Класс притих, до ребят… дошло? Или их, мой ответ, просто озадачил? А с другой стороны — пусть бы и дальше обзывались и тыкали пальцем! Лучше в меня, чем в какого-то еще! Меня, как ни крути, задело лишь чуть-чуть, поверхностно, на миг. Миг слабости, миг открытия души… что уже давно взрослая, пусть иногда тоже может принимать что-то близко к сердцу.

Позор! Позор позволять себе обижаться на простые слова! Какой я после этого бессмертный? А уж тем более позор думать о месте маленьким детям! О резне, о смерти за разговоры… Позор, позор, позор моим сединам!

— Эй, слышь, бесполое оно…

— «Бдыш» — резкий удар, и парнишка с разбитым носом отшатываясь, отходит в сторону.

— Как всегда резкая — шипит в мою сторону другой одноклассник, в наступившей тишине, средь только вернувшегося на своё место классного балагана, что обсуждал мою неуместную шутку и борзату.

Репутацию надо блюсти. И бить на звук не думая. А этому я итак позволил излишни многое — дал себя коснутся! Старею…

— Эй, слыш! Шлюха малолетняя! — взвыла белугой какая-то девица, на краю моего поля зрения обихаживая паренька с разбитым носом — Ты меня уже достала! — и бодрячком направилась ко мне.

Я угрожающи выставил кулак.

— Что, и меня будешь бить? — проговорила она, выпячивая грудь — А? Совсем рехнулась? Иди сюда мелкая…

И взвыла истеричной белугой, так как я, ухватившись за её руку, схватившею меня за волосы, недолго думая сломал ей средний палец.

— Вааа! Ааа! Ааа! — вызвала она, усевшись на попу прямо посреди прохода, возведя свой пальчик к небесам.

И че такого? Всего лишь палец? — подумал я, глядя на неё, припоминая боль от подобного перелома. За секунду до того, как мне на голову приземлился стул.

— Расслабилась. — простонал, выползая из-под парты, куда меня загнал это тяжелый фанерно-стальной советский стул — Кровь…

Не, череп цел! Просто кожу… а стулу-то хоть бы хны! Рядом лежит… с отпечатком крови и волос. И… тишину в классе нарушил конский смех из дальнего угла.

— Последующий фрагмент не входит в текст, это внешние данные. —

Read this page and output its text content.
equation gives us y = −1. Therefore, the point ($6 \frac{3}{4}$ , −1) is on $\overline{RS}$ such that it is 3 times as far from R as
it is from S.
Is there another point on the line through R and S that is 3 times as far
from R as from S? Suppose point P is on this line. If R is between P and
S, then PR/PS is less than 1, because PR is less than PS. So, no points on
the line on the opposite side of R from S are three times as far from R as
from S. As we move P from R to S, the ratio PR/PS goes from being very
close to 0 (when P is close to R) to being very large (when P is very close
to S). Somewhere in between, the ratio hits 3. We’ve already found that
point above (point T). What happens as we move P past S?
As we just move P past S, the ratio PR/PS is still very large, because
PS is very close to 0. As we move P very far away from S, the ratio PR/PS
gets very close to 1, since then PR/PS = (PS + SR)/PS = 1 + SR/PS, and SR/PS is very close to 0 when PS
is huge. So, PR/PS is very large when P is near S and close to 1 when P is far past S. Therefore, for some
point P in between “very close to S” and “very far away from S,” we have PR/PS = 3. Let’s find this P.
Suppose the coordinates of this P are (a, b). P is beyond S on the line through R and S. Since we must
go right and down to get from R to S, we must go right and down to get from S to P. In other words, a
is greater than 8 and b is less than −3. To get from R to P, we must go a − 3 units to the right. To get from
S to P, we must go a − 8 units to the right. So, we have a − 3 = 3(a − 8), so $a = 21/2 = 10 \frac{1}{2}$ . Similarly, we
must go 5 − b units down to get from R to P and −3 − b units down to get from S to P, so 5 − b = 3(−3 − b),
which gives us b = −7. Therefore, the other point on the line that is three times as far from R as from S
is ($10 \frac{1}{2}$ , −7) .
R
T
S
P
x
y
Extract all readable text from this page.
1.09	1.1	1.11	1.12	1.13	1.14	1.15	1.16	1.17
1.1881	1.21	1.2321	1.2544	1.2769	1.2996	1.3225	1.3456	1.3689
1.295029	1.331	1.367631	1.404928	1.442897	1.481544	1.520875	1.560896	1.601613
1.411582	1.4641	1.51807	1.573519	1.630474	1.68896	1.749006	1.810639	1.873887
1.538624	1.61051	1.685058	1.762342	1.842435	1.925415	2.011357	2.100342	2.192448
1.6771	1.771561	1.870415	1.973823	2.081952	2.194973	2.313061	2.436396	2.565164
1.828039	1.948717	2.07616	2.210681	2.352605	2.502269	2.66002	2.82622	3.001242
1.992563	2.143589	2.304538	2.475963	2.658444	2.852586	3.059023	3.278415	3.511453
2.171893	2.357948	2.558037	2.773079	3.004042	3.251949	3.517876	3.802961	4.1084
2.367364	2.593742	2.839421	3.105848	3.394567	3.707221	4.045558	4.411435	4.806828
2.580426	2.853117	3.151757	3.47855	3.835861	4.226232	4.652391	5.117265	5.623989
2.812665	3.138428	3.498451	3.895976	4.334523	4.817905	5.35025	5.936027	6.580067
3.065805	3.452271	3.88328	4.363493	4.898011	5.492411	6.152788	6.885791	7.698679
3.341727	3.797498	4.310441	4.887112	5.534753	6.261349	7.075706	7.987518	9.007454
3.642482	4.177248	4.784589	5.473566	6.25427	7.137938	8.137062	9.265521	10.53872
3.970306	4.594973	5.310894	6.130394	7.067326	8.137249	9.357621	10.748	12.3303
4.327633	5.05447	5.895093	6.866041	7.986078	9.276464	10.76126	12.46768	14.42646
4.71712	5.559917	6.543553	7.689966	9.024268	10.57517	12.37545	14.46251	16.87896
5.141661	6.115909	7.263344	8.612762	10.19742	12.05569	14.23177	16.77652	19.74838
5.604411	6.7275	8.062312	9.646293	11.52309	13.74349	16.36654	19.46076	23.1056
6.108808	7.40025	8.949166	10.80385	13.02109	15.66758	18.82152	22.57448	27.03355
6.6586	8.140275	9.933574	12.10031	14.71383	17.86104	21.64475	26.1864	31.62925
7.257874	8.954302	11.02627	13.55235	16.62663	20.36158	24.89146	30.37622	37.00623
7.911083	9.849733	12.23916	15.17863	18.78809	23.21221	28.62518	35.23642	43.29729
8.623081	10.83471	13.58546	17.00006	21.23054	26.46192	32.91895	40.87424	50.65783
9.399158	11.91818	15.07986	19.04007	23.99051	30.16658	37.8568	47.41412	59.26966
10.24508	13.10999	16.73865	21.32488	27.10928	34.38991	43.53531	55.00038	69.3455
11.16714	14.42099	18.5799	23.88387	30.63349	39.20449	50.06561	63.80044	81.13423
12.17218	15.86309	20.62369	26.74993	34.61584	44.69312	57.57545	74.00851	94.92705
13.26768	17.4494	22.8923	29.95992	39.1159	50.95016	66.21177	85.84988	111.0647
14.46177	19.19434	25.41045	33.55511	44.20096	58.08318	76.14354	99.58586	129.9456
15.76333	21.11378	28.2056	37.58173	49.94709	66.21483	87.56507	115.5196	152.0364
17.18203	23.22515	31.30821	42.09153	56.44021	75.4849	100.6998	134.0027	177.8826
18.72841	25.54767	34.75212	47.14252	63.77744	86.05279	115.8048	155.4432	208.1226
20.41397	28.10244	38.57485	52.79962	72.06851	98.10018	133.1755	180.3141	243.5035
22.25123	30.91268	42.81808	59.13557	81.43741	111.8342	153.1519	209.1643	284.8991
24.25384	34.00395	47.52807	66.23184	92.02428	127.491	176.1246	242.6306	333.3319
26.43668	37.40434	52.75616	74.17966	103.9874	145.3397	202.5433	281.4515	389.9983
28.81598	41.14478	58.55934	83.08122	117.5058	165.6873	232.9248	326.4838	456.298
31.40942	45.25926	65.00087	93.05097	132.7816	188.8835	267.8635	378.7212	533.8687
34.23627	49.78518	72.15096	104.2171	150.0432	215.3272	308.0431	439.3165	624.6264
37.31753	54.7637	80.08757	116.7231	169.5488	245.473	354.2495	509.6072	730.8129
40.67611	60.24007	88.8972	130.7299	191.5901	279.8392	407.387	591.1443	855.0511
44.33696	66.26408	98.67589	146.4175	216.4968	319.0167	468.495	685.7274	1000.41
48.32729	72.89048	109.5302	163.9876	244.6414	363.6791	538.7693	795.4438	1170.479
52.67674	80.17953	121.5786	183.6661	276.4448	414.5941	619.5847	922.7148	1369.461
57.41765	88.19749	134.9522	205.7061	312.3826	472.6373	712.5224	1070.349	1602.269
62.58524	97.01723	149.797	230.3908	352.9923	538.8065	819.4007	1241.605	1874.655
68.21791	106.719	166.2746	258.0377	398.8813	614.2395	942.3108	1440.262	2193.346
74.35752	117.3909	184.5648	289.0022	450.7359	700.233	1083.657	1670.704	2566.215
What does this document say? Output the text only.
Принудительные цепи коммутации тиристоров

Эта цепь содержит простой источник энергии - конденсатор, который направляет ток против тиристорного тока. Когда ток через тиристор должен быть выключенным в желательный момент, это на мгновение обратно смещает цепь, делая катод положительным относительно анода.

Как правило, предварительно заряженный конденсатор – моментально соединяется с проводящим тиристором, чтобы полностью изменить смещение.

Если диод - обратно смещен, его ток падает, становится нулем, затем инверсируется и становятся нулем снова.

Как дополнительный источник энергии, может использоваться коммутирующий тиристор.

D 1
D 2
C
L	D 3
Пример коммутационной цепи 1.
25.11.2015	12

— Живучая дрянь! Дайте мне… чем её приложить! — соскочила девица со сломанным пальцем, Кристина кажется, а может Виктория — не помню, позабыв про боль в пальце, пошатываясь вставая на ноги.

Ей помогли подняться мальчишки, но стул не дали, а лавки единая целая с партами конструкция.

— Ну дай-те же мне… — проговорила она, а я заметил краем глаза, как стул рядом со мной, начал шевелится.

Перехватил, и встретился глазами с виновником движения. Девица, с именем Олеся. Красивая, что смерть! В смысле реально красивая, что ради такой и умереть. Еще и скромная, что прямо идеал! Но крутится в компании с прочими девчонками, на общих основаниях. Жить без них, и их мнения, не может! Что готова в рабстве ползать… и ползает вполне!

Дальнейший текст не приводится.